Ingredients (serves 6)
- 4 zucchinis, trimmed and outer green skin peeled
- 1 tbsp olive oil (or other oil)
- 1 tsp sesame oil
- 2 carrots, finely diced
- 2 brown onions, finely diced
- 1 tsp garlic, minced
- 2 tsp ginger, minced
- 2 tsp chilli paste, optional
- 1 tsp Chinese 5 spice powder
- 1 red capsicum, finely diced
- 1 cup of green beans, trimmed and finely diced
- 2 tbsp gluten-free and low salt soy sauce
- Black pepper
- Peel, trim and spiralise your zucchini. Don't worry if there are short bits as they can be used for the rice as well as the long strands. On a chopping board and using a long knife, chop the zucchini pasta until it resembles long grain rice. All are not going to be of a uniform size; it is better slightly longer than too short as this goes mushy. Leave drain on a few sheets of paper towel.
- In a frying pan or wok, heat the olive oil. Add the onions, carrots, garlic, ginger, chilli (if using), 5 spice powder, capsicum and green beans. Cook until nice and brown and caramelised, approximately 15 minutes.
- Turn to high heat. You need the heat to keep the rice crisp and not soggy. Add the drained zucchini rice to the pan. Stir fry for approximately 5-10 minutes until well cooked through to your liking. Add the sesame oil and soy sauce and cook for a further 2 minutes.
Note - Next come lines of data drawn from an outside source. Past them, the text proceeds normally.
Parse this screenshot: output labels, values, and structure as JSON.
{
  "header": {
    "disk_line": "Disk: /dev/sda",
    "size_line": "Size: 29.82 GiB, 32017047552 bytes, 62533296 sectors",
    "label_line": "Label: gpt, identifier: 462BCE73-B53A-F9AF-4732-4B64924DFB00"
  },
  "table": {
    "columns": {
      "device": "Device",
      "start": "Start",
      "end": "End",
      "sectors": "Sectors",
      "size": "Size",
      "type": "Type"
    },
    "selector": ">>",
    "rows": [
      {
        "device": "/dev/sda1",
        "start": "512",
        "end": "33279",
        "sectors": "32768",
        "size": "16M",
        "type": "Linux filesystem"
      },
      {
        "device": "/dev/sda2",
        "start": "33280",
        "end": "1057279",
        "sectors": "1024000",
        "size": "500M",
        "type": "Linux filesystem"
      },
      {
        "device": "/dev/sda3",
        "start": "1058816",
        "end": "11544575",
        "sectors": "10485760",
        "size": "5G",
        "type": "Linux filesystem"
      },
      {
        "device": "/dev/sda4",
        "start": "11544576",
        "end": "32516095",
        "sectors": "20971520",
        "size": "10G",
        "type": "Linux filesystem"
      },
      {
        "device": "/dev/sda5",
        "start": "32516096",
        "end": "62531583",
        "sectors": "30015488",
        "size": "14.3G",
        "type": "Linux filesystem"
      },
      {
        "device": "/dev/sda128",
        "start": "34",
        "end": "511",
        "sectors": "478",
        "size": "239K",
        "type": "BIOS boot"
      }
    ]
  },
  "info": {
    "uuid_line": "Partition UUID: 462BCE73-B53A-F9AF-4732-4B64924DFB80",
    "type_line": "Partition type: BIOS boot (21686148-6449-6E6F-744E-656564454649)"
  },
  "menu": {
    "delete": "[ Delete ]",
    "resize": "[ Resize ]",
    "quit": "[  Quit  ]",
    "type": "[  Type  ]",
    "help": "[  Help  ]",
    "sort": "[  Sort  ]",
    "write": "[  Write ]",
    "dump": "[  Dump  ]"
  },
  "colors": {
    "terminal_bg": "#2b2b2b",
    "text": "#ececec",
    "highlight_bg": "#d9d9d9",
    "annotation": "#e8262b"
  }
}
- Season with black pepper and serve.
- Any other vegetables can be substituted in this recipe. Bean shoots would be an excellent addition.
- You can also add other flavours to make it Spanish, Greek, Italian, Tex-Mex, Thai etc.
- Keeps well in the fridge for up to five days. Does not freeze well. You could do the base and freeze. Spiralise and cook the zucchini on the day of serving.